After Benuardo there was Toenail. Toenail was a freelance silly working mainly in the music industry, cutting short-form content for online social platforms. He was an SD old timer. First started dipping at the age of two, when his mother first let him go down to the shops by himself and has been dipping ever since. The result of such long term abuse has caused years of chronic black-outs and insomnia. His silly career ended when it came to light that, by night, he’d been hacking into the record label’s audio sessions and auto-tuning the work of multi-award winning vocalist, Maria Scary, plunging her renowned whistle register into disrepute.

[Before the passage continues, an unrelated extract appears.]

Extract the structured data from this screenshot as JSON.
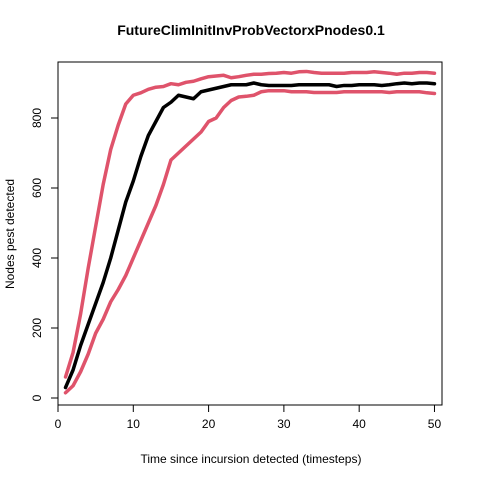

Next there was Dandy. Dandy was a high society silly who worked solely on high-end couture campaigns for fashion sillys at the House of Cards. He lost his silly credibility after an intense SD rush triggered a damning fall out with his ten-year-old sister, causing her to lock him out of his twitter account as she trolled the fashion house’s social media pages with her brother’s Rylie Jenner Lip Challenge Selfie fails.

Silly after silly stood up and spoke of their silly highs and silly lows. Their sherbet dip woes among friends and foes. Sharing silly platitude after platitude, and celebrating each other for it.

“Silliness is not just something you think about – silliness is something YOU DO.” “Silliness is not a talent or ability – it is the fruit of a person’s decision to matter.” “We matter, guys!” “The human spirit lives on silliness and dies on conformity and routine.” “Silliness follows its own rules.” “Silly thinking inspires ideas – ideas inspire change.” “Silliness, like human life itself, begins in darkness…” “YEAH!”

“Silliness is just connecting things. When you ask silly people how they did something they feel guilty because they didn’t really do it, they just saw something. It seemed obvious to them after a while.” – Eve Employment, founder of Pear Inc, leader of the Max-i Pad revolution.

Many told stories of their undying passion for silliness and how their silly juices would continue to flow all over anyone with an open…mind. Some told stories of true reform, swapping their silly careers for sensible ones. Others were trapped in a state of silly confusion waiting for silly inspiration to guide them on to the next venture. Despite the many and varied paths taken at this metaphorical cross-road in their silly lives, one thing will always bind this unique group of individuals together, and that is the undeniable fact that all are truly and utterly creative silly, indeed.